Ripensare gli spazi domestici riguarda un po’ tutti. Da quello che emerge dalla ricerca, è innegabile come la pandemia e le nuove modalità di lavoro si riflettono sull’abitazione privata portando molte persone nonché famiglie a ripensare gli spazi domestici.
“In generale”, precisa Fantuzzi “il lavoro da remoto alternato all’ufficio sembrerebbe diventare la modalità più diffusa per gran parte delle società, con la conseguente e crescente esigenza di disporre in casa di una stanza in più o di uno spazio dedicato alla propria attività, determinando l’opportunità di trasferirsi in altre località, anche di tornare nella propria città d’origine. L’impatto diretto dello smart working sui bisogni abitativi è dimostrato dal fatto che quasi 9 smart worker su 10 hanno dichiarato di avere cambiato, o avere in programma di modificare, la propria situazione abitativa. Se una parte, il 24%, si potrà organizzare effettuando migliorie interne alla propria abitazione, anche con iniziative di ristrutturazione grazie agli incentivi fiscali, la restante parte si orienterà verso l’acquisto o l’affitto di una nuova abitazione di dimensioni più ampie o con spazi meglio distribuiti”.
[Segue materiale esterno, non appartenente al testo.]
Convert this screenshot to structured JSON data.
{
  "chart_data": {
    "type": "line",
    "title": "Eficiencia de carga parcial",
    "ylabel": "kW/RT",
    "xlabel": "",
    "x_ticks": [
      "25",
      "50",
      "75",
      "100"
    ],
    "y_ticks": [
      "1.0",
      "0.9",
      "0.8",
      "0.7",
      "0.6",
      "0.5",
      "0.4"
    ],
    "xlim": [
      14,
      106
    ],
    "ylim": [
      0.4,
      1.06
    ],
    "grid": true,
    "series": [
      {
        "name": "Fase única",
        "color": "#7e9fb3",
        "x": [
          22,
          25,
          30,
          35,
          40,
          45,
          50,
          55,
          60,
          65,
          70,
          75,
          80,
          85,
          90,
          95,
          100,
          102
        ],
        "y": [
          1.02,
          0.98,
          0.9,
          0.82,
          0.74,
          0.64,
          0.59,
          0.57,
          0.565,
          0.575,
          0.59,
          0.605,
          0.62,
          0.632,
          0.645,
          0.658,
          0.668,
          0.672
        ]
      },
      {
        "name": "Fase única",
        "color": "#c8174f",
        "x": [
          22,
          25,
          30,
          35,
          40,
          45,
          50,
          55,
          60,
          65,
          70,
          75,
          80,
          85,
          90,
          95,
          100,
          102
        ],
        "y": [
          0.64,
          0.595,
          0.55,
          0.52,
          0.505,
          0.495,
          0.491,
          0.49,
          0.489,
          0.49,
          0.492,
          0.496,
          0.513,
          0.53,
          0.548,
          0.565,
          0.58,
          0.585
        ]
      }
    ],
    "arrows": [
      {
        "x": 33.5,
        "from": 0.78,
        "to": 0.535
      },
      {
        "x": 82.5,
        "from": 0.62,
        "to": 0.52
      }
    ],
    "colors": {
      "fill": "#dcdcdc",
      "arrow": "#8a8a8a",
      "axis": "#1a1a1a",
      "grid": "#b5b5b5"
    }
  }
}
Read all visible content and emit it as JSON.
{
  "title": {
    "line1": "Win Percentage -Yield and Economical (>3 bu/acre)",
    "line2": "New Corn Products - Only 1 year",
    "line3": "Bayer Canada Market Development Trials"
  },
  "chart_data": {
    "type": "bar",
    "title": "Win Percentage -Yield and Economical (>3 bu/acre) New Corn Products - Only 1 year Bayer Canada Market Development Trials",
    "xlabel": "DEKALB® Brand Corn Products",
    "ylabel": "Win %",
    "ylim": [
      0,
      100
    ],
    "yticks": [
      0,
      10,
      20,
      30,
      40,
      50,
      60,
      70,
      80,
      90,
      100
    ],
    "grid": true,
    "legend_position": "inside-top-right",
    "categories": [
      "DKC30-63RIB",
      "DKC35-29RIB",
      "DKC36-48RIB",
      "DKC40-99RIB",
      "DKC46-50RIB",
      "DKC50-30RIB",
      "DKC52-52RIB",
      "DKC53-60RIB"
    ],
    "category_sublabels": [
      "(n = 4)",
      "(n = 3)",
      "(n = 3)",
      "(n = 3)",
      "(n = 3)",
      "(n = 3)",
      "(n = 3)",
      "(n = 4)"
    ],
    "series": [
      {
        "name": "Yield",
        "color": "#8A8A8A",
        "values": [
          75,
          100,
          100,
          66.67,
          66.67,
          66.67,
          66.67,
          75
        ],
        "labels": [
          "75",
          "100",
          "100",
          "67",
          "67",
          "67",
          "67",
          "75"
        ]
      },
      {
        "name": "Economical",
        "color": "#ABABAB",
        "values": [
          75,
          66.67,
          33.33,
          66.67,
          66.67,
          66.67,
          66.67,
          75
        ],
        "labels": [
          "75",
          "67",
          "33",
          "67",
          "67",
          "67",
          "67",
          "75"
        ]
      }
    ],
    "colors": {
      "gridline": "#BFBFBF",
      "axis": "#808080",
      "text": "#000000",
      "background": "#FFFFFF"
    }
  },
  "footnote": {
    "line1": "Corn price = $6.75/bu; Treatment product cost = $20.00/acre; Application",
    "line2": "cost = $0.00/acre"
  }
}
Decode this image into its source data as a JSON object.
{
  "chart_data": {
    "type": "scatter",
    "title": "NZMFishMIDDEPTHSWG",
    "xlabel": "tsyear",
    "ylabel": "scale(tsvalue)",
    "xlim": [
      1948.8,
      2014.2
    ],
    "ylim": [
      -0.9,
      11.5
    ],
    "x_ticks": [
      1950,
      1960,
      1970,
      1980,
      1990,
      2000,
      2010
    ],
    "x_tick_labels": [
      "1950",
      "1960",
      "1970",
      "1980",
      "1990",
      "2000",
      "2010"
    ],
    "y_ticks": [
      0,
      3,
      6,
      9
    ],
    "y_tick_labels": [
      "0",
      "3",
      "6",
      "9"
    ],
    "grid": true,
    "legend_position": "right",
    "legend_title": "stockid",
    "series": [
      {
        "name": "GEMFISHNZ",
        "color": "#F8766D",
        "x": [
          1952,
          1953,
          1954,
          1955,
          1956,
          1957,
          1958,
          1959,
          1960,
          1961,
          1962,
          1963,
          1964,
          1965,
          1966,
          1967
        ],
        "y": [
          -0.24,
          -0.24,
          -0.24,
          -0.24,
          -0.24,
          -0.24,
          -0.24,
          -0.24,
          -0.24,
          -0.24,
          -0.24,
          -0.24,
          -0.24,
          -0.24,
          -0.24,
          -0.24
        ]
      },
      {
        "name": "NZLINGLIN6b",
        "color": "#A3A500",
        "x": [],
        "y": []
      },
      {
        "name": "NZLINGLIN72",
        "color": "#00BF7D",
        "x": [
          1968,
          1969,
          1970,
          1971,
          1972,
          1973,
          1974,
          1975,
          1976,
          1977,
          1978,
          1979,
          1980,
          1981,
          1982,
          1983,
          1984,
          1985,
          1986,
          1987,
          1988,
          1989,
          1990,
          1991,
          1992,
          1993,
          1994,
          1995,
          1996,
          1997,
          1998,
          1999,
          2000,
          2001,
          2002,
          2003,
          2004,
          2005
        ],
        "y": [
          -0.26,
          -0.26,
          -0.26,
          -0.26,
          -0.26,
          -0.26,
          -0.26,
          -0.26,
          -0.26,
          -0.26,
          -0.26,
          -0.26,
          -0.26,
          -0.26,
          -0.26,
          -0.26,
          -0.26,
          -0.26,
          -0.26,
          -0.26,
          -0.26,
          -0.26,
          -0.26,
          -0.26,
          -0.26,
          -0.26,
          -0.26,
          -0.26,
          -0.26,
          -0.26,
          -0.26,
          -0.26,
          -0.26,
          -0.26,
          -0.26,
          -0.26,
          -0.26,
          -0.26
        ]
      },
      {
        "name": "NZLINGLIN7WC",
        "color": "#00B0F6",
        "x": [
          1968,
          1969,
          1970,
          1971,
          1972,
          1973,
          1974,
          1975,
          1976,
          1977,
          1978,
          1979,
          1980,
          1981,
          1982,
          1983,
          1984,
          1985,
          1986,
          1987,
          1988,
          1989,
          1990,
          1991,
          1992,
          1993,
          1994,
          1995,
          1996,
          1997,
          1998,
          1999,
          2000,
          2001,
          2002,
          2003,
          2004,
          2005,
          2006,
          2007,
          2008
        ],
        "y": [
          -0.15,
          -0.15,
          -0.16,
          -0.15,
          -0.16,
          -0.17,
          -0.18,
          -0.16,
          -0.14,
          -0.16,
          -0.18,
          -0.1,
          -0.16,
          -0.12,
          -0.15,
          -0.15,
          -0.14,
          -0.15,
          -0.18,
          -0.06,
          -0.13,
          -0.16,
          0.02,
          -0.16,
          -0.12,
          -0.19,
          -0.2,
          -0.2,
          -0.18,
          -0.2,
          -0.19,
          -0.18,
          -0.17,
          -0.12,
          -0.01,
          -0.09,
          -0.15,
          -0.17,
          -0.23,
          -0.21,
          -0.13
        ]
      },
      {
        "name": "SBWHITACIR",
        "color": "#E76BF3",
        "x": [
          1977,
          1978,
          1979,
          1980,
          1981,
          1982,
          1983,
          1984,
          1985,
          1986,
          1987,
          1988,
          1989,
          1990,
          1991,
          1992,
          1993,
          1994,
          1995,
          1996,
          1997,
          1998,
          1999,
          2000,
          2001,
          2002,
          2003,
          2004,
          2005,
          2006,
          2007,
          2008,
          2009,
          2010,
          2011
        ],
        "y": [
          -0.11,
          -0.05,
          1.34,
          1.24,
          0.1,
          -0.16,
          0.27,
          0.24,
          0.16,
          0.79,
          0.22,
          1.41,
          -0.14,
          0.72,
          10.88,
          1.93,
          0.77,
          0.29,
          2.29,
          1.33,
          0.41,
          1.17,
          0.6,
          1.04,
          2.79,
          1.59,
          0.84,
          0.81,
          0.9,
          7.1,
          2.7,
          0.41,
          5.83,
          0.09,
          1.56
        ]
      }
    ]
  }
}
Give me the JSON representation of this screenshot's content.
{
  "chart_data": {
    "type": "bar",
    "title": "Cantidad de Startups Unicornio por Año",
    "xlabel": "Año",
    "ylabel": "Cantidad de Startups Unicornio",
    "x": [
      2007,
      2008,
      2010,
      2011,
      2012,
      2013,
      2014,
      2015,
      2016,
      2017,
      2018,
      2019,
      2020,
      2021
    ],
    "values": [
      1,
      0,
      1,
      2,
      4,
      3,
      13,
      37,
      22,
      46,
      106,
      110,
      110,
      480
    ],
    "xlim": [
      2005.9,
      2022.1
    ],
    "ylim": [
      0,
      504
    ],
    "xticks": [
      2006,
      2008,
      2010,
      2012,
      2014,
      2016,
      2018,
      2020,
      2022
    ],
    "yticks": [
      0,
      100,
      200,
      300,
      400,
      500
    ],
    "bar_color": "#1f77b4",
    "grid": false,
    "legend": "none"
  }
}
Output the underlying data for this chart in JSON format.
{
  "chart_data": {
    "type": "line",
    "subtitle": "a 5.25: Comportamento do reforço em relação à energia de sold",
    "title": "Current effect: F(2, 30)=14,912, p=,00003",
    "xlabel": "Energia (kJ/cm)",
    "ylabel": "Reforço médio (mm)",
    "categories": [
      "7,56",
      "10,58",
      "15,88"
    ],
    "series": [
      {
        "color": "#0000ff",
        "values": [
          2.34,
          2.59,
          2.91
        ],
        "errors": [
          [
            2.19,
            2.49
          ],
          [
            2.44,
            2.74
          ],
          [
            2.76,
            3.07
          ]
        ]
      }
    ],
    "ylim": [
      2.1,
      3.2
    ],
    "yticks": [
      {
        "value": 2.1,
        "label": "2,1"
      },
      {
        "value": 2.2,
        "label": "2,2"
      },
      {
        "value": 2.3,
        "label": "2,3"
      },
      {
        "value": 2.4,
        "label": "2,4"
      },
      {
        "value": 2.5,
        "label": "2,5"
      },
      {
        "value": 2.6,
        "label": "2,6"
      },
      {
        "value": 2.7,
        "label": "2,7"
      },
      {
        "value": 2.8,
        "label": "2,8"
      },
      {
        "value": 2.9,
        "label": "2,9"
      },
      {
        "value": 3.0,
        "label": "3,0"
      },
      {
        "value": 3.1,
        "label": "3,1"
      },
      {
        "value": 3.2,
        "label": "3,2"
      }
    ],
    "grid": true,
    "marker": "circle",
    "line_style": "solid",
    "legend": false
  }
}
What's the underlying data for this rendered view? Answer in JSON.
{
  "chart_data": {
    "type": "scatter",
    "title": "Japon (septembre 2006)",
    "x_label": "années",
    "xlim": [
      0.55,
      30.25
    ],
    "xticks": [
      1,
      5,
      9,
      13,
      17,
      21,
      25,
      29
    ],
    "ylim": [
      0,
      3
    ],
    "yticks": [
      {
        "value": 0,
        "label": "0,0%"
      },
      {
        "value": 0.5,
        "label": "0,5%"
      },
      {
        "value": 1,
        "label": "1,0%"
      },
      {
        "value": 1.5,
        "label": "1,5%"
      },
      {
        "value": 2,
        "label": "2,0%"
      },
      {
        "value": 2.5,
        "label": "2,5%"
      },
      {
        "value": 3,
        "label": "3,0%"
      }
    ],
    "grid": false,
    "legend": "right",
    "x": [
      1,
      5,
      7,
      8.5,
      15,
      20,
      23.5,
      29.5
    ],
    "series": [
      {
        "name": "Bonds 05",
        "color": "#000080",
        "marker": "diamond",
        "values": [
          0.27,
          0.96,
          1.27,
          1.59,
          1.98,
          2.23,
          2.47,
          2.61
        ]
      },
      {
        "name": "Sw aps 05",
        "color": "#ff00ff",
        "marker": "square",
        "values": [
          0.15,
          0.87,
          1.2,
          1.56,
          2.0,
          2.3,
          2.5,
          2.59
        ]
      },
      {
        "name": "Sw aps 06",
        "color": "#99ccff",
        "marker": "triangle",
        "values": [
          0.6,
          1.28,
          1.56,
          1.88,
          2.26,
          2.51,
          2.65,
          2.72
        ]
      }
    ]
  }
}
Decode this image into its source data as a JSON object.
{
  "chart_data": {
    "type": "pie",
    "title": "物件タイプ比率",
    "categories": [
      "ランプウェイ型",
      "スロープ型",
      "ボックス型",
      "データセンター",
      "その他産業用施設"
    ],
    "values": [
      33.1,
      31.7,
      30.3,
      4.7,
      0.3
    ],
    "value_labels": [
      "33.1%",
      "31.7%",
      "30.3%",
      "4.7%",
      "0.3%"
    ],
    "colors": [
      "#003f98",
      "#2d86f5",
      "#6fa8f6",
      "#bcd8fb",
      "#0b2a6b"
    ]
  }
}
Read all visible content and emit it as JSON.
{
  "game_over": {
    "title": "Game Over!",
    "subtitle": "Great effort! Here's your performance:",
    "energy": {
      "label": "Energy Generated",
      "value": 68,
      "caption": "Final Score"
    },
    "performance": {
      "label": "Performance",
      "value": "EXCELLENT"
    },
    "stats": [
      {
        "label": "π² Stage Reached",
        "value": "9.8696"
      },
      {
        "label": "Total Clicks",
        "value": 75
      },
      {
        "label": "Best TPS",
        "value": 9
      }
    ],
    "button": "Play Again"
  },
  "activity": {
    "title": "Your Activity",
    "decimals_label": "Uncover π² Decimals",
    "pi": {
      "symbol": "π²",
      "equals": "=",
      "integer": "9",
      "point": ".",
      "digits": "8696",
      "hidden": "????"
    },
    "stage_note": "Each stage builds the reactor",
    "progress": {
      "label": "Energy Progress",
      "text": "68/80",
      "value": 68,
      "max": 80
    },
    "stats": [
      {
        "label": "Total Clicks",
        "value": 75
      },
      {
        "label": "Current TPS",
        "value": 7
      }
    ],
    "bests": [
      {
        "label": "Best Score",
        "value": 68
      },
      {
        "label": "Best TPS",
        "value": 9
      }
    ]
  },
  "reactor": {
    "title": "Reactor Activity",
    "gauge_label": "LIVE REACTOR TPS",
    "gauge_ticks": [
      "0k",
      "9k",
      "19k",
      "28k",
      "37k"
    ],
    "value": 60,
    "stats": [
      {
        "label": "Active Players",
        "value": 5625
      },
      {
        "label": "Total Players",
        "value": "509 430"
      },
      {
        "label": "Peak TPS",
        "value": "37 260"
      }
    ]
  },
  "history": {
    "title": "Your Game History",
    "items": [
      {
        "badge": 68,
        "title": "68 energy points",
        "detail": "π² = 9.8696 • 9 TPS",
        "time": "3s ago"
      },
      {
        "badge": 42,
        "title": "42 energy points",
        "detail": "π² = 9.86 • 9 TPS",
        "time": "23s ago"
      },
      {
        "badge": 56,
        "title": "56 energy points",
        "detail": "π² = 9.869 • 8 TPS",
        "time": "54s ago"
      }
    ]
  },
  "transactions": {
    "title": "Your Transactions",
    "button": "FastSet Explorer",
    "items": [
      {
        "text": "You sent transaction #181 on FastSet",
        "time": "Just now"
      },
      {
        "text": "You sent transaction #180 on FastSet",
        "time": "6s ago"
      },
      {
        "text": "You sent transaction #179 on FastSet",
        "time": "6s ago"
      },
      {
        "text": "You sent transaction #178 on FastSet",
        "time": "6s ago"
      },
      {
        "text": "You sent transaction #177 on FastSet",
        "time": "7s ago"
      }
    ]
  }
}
Dall’affitto si può passare all’acquisto o a soluzioni alternative come il co-living. C’è da dire, inoltre, che proprio per i motivi appena detti, per chi risiede in un’abitazione in affitto, di metrature ridotte, o in condivisione con altri lavoratori, lo smart working potrebbe indurre all’acquisto di una prima abitazione. Ma non solo: anche nella ricerca di nuove soluzioni alternative, come le strutture di co-living che forniscono una serie di servizi inclusi nel canone di affitto (per esempio il servizio di concierge, rete wifi, spazi di coworking). Chi invece è già proprietario di un’abitazione che non offre però spazi adeguati alla nuova modalità di lavoro, potrebbe valutare un acquisto di sostituzione.
La situazione del mercato immobiliare. Le prospettive di chi cerca casa vanno tuttavia confrontate con la situazione concreta del mercato, che nel 2020 è stato caratterizzato da un calo fisiologico delle compravendite su scala nazionale a seguito dell’emergenza Covid (-7,7%).
In linea con quanto emerso nel 2020, in termini di compravendite di abitazioni, i comuni non capoluogo hanno visto una flessione più ridotta (-5,7%), con un tasso di crescita positivo nel terzo (+8%) e nel quarto trimestre (+11,8%), rispetto ai capoluoghi e soprattutto alle grandi città, che stanno avendo una ripresa più lenta.
I costi alti di Milano e Roma possono portare all’uscita dalla città. Dove i valori di mercato si presentano più alti rispetto alla media nazionale (soprattutto Milano e Roma) e, in particolare, dove si amplia il divario tra aspettative dei proprietari e disponibilità degli acquirenti, a seguito di un progressivo aumento dei prezzi (come a Milano, +1,8% nel 2020), le nuove esigenze abitative in termini di spazi più ampi potrebbero indurre a uscire dalla città per trovare una soluzione in linea con il budget familiare.
A beneficiarne, come si è visto, sono innanzitutto i capoluoghi secondari e i piccoli comuni non legati alle metropoli, mentre l’hinterland ha rilevato il 5% delle preferenze nell’ambito di coloro che risiedono nelle grandi città, percentuale che sale all’8% nel caso di Milano, a pari merito con il trasferimento in un comune della stessa regione. Questo significa che, principalmente in una città come Milano, il trasferimento nell’hinterland può essere un buon compromesso tra raggiungimento del minor costo della vita, vicinanza con la città e soddisfacimento delle nuove esigenze abitative.
Nelle grandi città in cui i valori di mercato sono più contenuti e in diminuzione (come Torino e Genova), le caratteristiche della domanda sembrano avere un impatto diverso in termini di scelta localizzativa dell’abitazione. In questi contesti, le abitazioni dei quartieri periferici, potrebbero essere oggetto di attenzione da parte di chi necessita di sostituire l’abitazione con una più ampia, così come le zone semicentrali, rese più accessibili dalla diminuzione dei prezzi.